The Supreme Court regularly demonstrates as much in its Native cases. Of course, no one who needs to hear it would accept the accusation coming from us, from Indians. The high court is supposed to be the citadel of impartiality; stacked up against that imposing fa?ade, we are just inconvenient commentators.

But David H. Getches, a law professor at the University of Colorado Law School, issued an article in Fall 2001 that proves it to all too well. "Beyond Indian Law: The Rehnquist Court's Pursuit of States' Rights, Color-Blind Justice, and Mainstream Values" analyzes the court's Indian-specific caseload and its decisions and concludes that the court has essentially shelved the precedents based on the so-called "Marshall Trilogy," the famed Indian decisions of Justice John Marshall that laid the foundations for Indian law in the early 18th century. In addition, the longstanding court canons of construction that favor finding for tribes in ambiguous legal conditions has also been shucked by the current high court's "infidelity to doctrine," Getches finds.

These precedents and canons were established at a time when a young Congress was still dealing with the new nation's pre-constitutional relationship with tribes. The political process, then as now, was slow and inefficient, but then as now too it could look at a context beyond the narrow gage of case law and react with all of its "merciful inefficiencies" intact. Fast forward two centuries and we have a high court whose guiding philosophy is that "unsound precedent" should be overturned.

So far so good - segregation once had court precedents, let's not forget.

African Americans, however, have an advantage over Indians when it comes to courts ignoring historical precedent.
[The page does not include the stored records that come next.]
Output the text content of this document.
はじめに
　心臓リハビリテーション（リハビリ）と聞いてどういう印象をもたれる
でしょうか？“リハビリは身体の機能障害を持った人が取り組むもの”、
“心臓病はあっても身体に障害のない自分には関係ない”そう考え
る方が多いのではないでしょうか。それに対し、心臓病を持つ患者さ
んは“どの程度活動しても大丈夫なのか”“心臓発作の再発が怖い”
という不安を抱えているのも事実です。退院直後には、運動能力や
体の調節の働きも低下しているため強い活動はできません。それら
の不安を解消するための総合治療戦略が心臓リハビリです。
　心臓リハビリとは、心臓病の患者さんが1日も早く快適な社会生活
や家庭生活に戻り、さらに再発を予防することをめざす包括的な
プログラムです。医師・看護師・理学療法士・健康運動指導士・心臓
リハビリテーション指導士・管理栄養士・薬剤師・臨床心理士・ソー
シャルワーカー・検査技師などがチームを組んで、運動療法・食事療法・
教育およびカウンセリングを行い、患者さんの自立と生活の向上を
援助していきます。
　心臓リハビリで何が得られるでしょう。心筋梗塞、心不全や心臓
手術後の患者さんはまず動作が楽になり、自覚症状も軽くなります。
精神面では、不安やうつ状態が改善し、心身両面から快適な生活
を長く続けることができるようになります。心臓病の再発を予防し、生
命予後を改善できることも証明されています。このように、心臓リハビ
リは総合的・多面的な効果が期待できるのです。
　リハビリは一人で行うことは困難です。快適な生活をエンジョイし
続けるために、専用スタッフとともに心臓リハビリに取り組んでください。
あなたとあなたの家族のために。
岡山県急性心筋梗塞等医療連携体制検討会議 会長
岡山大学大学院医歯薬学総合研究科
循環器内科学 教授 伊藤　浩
A great many of them want to join the American mainstream, to be a minority presence within it. Supreme Court justices seem to understand that position, Getches writes:

"An open-minded judge, conscious of latent prejudices, can sometimes empathize with a person disadvantaged by society's exclusion or disenfranchisement, but a new dimension is added when the 'different' claimant or class asserts the right to be 'different.' Thus, it may be easier for a panel of elite, predominately white male lawyers, to understand the problem of employment discrimination against an African-American single mother whose goal is to come closer to the mainstream, than it is for the panel to appreciate the importance of tribal traditions and autonomy to cultural survival in a context of killing eagles for ceremonial purposes."

Indians on the other hand are not a minority; they are citizens within sovereign governments. We have never been altogether severed from our own culture and traditions, and keeping these is the summit of our desire. Whether we as individuals reject the materialist mainstream and its measures of well-being or not, our decisions are taken within the context of tribal cultures, not the advertised "lifestyles" of the mainstream. Getches again:

"Indian law has always been based on the assumption that separate societies could exist exempt from the American melting pot, preserving customs, values and governance of the vestiges of their traditional territory. Judges who are not steeped in the culture and values of Indian tribalism are ill-equipped to re-work these complex and anomalous traditions case by case."

Yet the Rehnquist court keeps trying. And the result of all this is that Supreme Court rulings in Indian cases nowadays serve mainly to protect non-Indians from tribal authorities.

New generations of Native attorneys and their mainstream colleagues, educated we must hope with an exposure to Indian culture, will have many "unsound precedents" to overturn once this court's work is through.

Rebecca Adamson is the president of First Nations Development Institute and a columnist for Indian Country Today.